On Tue, 11 Mar 1997 17:45:47 -0600, Juan Carlos Garelli
<Garelli@attach.edu.ar> wrote:
>HUXLEY-L on listserv@maelstrom.stjohns.edu Aldus Huxley and Human Cloning
>
> HUXLEY-L is an unmoderated discussion list devoted to all aspects
> pertaining to the works of the great English writer, Aldous
> Huxley, particularly addressing his anticipation of modern
> cloning techniques as depicted in his book Brave New World, and
> the political manipulation such technology might entail.
>
> What is a clone?
>
> A clone is an organism, or group of organisms, derived from
> another organism by an asexual (nonsexual) reproductive process.
> The word has been applied to cells as well as to organisms, so
> that a group of cells stemming from a single cell is also called a
> clone. Usually the members of a clone are identical in their
> inherited characteristics --- that is, in their genes --- except for
> any differences caused by mutation. Identical twins, for example, who
> originate by the division of a single fertilized egg, are members
> of a clone; whereas nonidentical twins, who derive from two
> separate fertilized eggs, are not. Besides the organisms known as
> procaryotes (the bacteria and blue-green algae), a number of other
> simple organisms such as most protozoans, many other algae, and
> some yeasts, also reproduce by cloning, as do certain higher
> organisms, for example, flatworms and plants such as the
> dandelion.
>
> Through recent advances of genetic engineering,
> scientists can isolate an individual gene (or group of genes) from
> one organism and grow it in another organism belonging to a
> different species. The species chosen as a recipient is usually
> one that can reproduce asexually, such as a bacterium or yeast.
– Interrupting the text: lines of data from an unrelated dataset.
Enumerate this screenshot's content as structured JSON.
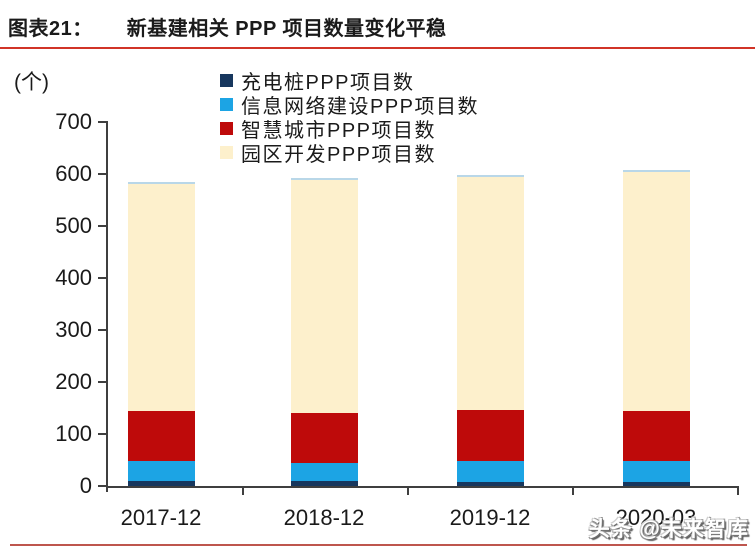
{
  "header": {
    "figure_label": "图表21：",
    "title": "新基建相关 PPP 项目数量变化平稳"
  },
  "colors": {
    "title_rule": "#d13427",
    "bottom_rule": "#be564e",
    "axis": "#3f3f3f",
    "text": "#1a1a1a",
    "bar_top_cap": "#b9d7e8"
  },
  "watermark": "头条 @未来智库",
  "chart_data": {
    "type": "bar",
    "stacked": true,
    "title": "新基建相关 PPP 项目数量变化平稳",
    "unit_label": "(个)",
    "xlabel": "",
    "ylabel": "(个)",
    "categories": [
      "2017-12",
      "2018-12",
      "2019-12",
      "2020-03"
    ],
    "series": [
      {
        "name": "充电桩PPP项目数",
        "color": "#17375e",
        "values": [
          10,
          9,
          8,
          8
        ]
      },
      {
        "name": "信息网络建设PPP项目数",
        "color": "#1ca4e4",
        "values": [
          38,
          36,
          40,
          40
        ]
      },
      {
        "name": "智慧城市PPP项目数",
        "color": "#be0a0a",
        "values": [
          96,
          95,
          98,
          96
        ]
      },
      {
        "name": "园区开发PPP项目数",
        "color": "#fdf0cc",
        "values": [
          437,
          449,
          449,
          460
        ]
      }
    ],
    "totals": [
      581,
      589,
      595,
      604
    ],
    "ylim": [
      0,
      700
    ],
    "ytick_step": 100,
    "grid": false,
    "legend_position": "top-center"
  }
}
> Thus it is able to produce a clone of organisms, or of cells, that
> all contain the same foreign gene, or genes. Because bacteria,
> yeasts, and other cultured cells can multiply rapidly, these
> methods make possible the production of many copies of a
> particular gene. The copies can then be isolated and used for the
> purposes of study (for example, to investigate the chemical nature
> and structure of the gene) or for the purposes of medicine and
> commerce (for example, with a view to making large quantities of a
> useful gene-product such as insulin, interferon, and growth
> hormone). This technique is called cloning, because it uses
> clones of organisms or cells. It has great economic and medical
> potential and is the subject of active research. Identical-twin
> animals may be produced by cloning as well. An embryo in the early
> stage of development is removed from the uterus and split, then
> each separate part is placed in a surrogate uterus. Mammals such
> as mice and sheep have been produced in this way.
>
> Another development has been the discovery that a whole nucleus,
> containing an entire set of chromosomes, can be taken from a cell
> and injected into a fertilized egg whose own nucleus has been
> removed. The division of the egg brings about the division of the
> nucleus, and the descendant nuclei can, in their turn, be injected
> into eggs. After several such transfers, the nuclei may become
> capable of directing the development of the eggs into complete new
> organisms genetically identical to the organism from which the
> original nucleus was taken. This cloning technique is thus, in
> theory, capable of producing large numbers of genetically
> identical individuals. Such experiments have been successfully
> carried out with frogs and mice, but so far the cloning of higher
> mammals beyond an early embryonic stage has not been possible.